Encore une fois, j'aimerais remercier le directeur de l'École polytechnique de son mémoire.

Le Président (M. Brouillet): Je remercie tout le monde. Nous suspendons nos travaux jusqu'à 15 heures.

(Suspension de la séance à 12 h 52)

(Reprise de la séance à 15 h 20)

Le Président (M. Brouillet): À l'ordre, s'il vous plaît!

La commission permanente de la présidence du conseil et de la constitution reprend ses travaux. Je me permets tout d'abord de mentionner une modification à la liste des membres de la commission: M. French (Westmount) va remplacer M. Scowen (Notre-Dame-de-Grâce).

Nous allons entendre cet après-midi les représentants de la Conférence des recteurs et des principaux des universités du Québec. J'inviterais les représentants à s'identifier, s'il vous plaît.

Conférence des recteurs et des principaux des universités du Québec

M. Hamel (Claude): M. le Président, je m'appelle Claude Hamel, président de la Conférence des recteurs et recteur de l'Université de Sherbrooke. Je suis accompagné, à ma droite, de M. Yves Giroux, de l'Université Laval, président du comité de la recherche de la conférence et, à ma gauche, de M. Philippe Bernard, agent de recherche à la conférence et de M. Réginald Lacroix, également de la conférence.

Le Président (M. Brouillet): Très bien. Vous pouvez exposer votre texte.

M. Hamel: Vous allez nous permettre, M. le Président, de lire d'abord le texte de notre mémoire qui n'est pas très long.

Nous désirons tout d'abord exprimer notre satisfaction à l'égard de la décision qu'a prise le gouvernement de retirer le chapitre V de son projet de loi favorisant le développement scientifique et technologique du Québec, sanctionné le 23 juin dernier, et d'en faire l'objet d'un projet de loi séparé. Cette initiative était d'autant plus heureuse que le report à l'automne de son étude laissait aux universités le temps de procéder aux consultations nécessaires avant de se prononcer sur une question qui, vous le savez, les concerne de près. Et nous nous réjouissons d'avoir aujourd'hui l'occcasion de soumettre à la présente commission parlementaire les réactions des universités sur le projet de loi sur l'Agence québécoise de valorisation industrielle de la recherche (AQVIR).

Au départ, qu'il nous soit permis de formuler une observation simple pour rappeler que, s'il entend jouer son rôle dans le développement technologique et demeurer concurrentiel, le Québec devra mettre en place les mécanismes propres à favoriser les retombées socio-économiques des activités de recherche qu'il soutient. Or, il faut bien constater que les mécanismes qui existent sont insuffisants et que nous ne disposons pas, en dehors d'initiatives locales d'ailleurs fructueuses, de moyens suffisants pour exploiter pleinement les connaissances nouvelles et mener les résultats de recherche jusqu'à l'étape du prototype préindustriel. Dans ces circonstances, nous sommes heureux que le gouvernement se préoccupe de cette question et poursuive des objectifs visant à favoriser la valorisation industrielle de la recherche.

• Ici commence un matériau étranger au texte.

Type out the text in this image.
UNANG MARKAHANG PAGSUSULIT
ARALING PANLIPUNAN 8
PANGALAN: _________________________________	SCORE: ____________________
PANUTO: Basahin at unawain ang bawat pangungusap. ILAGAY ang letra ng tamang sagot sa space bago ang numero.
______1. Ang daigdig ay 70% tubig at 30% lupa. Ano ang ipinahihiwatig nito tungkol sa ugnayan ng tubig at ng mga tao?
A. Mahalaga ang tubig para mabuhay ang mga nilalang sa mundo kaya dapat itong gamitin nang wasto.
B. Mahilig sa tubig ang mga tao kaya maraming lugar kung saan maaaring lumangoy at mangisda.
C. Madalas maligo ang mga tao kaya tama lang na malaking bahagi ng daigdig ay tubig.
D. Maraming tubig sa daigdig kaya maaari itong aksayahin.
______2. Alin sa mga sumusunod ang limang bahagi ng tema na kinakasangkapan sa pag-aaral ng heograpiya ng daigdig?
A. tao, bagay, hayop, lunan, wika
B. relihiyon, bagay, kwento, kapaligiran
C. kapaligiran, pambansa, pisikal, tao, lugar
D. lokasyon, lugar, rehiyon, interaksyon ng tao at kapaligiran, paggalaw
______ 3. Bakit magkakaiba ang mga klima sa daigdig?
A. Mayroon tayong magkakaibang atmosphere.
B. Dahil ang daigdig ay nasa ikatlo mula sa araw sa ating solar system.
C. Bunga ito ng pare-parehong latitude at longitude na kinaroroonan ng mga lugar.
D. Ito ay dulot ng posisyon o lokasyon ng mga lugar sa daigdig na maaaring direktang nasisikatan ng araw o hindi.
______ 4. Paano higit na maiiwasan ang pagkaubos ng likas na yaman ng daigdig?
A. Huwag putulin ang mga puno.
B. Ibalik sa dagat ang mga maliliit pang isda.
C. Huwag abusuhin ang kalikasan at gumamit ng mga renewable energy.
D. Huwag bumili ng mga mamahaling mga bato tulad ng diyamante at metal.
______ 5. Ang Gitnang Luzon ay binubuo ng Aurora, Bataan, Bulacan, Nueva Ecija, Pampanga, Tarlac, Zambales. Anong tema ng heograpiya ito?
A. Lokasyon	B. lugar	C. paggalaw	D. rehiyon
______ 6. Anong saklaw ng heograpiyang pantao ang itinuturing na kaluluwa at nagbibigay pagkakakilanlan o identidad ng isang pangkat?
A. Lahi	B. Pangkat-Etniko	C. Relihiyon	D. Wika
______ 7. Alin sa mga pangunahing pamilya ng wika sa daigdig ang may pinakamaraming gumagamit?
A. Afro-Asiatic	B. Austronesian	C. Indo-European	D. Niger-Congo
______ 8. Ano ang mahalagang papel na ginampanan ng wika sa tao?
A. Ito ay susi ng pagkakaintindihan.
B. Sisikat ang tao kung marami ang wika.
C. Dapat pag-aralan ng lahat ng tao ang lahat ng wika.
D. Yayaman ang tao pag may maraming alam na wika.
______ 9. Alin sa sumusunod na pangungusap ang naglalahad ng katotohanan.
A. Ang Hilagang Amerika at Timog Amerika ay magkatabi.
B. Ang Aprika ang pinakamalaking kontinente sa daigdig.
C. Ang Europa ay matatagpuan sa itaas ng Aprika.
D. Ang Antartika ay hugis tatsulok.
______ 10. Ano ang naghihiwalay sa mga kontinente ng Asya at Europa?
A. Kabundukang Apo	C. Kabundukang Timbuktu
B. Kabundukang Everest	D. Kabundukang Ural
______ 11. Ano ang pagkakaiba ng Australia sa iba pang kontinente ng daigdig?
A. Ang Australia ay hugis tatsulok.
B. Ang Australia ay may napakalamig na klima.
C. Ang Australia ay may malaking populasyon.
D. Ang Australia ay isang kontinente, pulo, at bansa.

Ce n'est pas sans réserve, cependant, que les universités ont accueilli le projet de loi sur l'Agence québécoise de valorisation industrielle de la recherche. Le 10 juin dernier déjà, dans les commentaires qu'elles ont présentés ici même lors des audiences de la commission parlementaire sur le projet de loi 19, les universités ont fait part de leur interrogation sur les rôles respectifs de cette agence et de l'actuel Centre de recherche industrielle du Québec, le CRIQ, et sur l'absence de référence aux mécanismes et structures mis en place conjointement par les universités et les industries. À titre d'exemples, on peut mentionner les ententes signées entre certaines universités et le CRIQ pour la valorisation de la recherche, ainsi que la mise sur pied du Centre d'innovation industrielle de Montréal, le CIIM, dont l'École polytechnique a été l'initiateur et dont les fonctions recoupent en grande partie celles prévues pour une telle agence.

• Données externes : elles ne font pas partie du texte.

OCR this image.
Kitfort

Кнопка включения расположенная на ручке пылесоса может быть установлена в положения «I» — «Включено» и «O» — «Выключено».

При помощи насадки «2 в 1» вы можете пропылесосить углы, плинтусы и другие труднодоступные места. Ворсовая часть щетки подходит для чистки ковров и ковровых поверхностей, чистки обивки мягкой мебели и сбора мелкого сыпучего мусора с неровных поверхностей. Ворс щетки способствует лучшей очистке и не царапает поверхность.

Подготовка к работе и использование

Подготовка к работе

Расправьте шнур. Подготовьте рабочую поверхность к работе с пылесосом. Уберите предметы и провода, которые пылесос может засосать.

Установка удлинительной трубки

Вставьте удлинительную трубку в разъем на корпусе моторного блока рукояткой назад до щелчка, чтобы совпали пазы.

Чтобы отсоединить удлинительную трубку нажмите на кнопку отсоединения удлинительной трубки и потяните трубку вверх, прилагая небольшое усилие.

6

Selon nous, la pertinence et l'efficacité

de l'agence que le projet de loi 37 propose d'instituer ne seront assurées qu'à condition d'apporter à ces questions les clarifications nécessaires sans lesquelles la création d'une structure administrative additionnelle risque de dédoubler les efforts déjà consentis ailleurs. C'est là une conséquence qu'il importe d'éviter, eu égard au niveau des ressources disponibles.

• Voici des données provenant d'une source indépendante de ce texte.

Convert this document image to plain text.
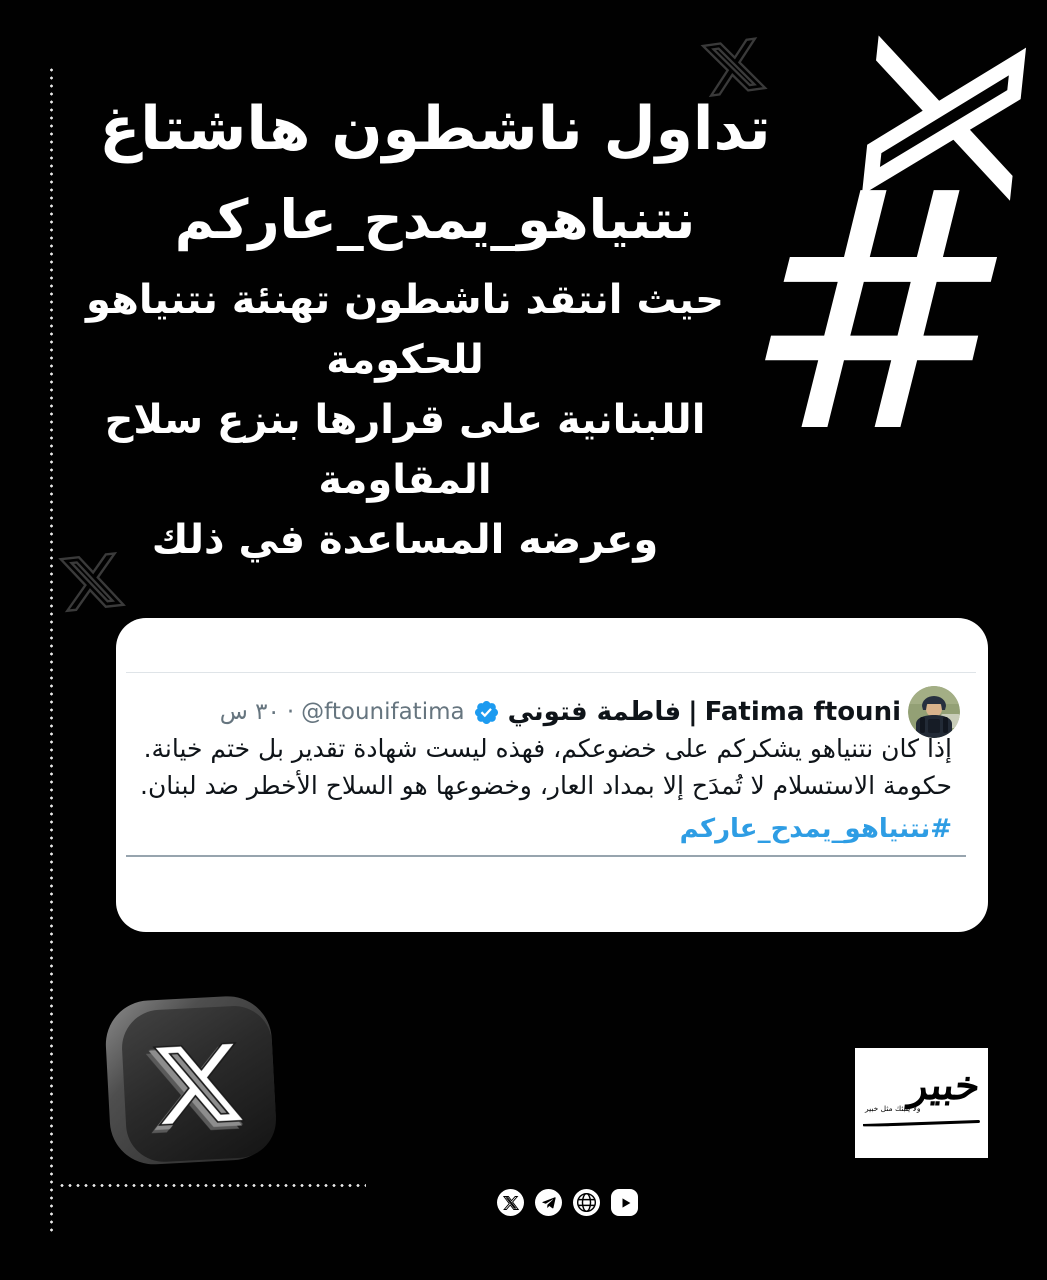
#
تداول ناشطون هاشتاغ
نتنياهو_يمدح_عاركم
حيث انتقد ناشطون تهنئة نتنياهو للحكومة
اللبنانية على قرارها بنزع سلاح المقاومة
وعرضه المساعدة في ذلك
٣٠ س · @ftounifatima فاطمة فتوني | Fatima ftouni
إذا كان نتنياهو يشكركم على خضوعكم، فهذه ليست شهادة تقدير بل ختم خيانة.
حكومة الاستسلام لا تُمدَح إلا بمداد العار، وخضوعها هو السلاح الأخطر ضد لبنان.
#نتنياهو_يمدح_عاركم
خبير
ولا ينبئك مثل خبير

Aussi, nous considérons que, pour atteindre les objectifs que lui assigne le projet de loi, dans l'intérêt de la collectivité, l'agence devra être dotée d'une structure aussi légère que possible et oeuvrer dans une optique de complémentarité avec les établissements, organismes et centres existants.

Ceci dit, nous pouvons témoigner que les universités du Québec sont favorables en principe à la création d'une Agence québécoise de valorisation industrielle de la recherche, compte tenu des remarques précédentes et sous réserve des commentaires qui suivent.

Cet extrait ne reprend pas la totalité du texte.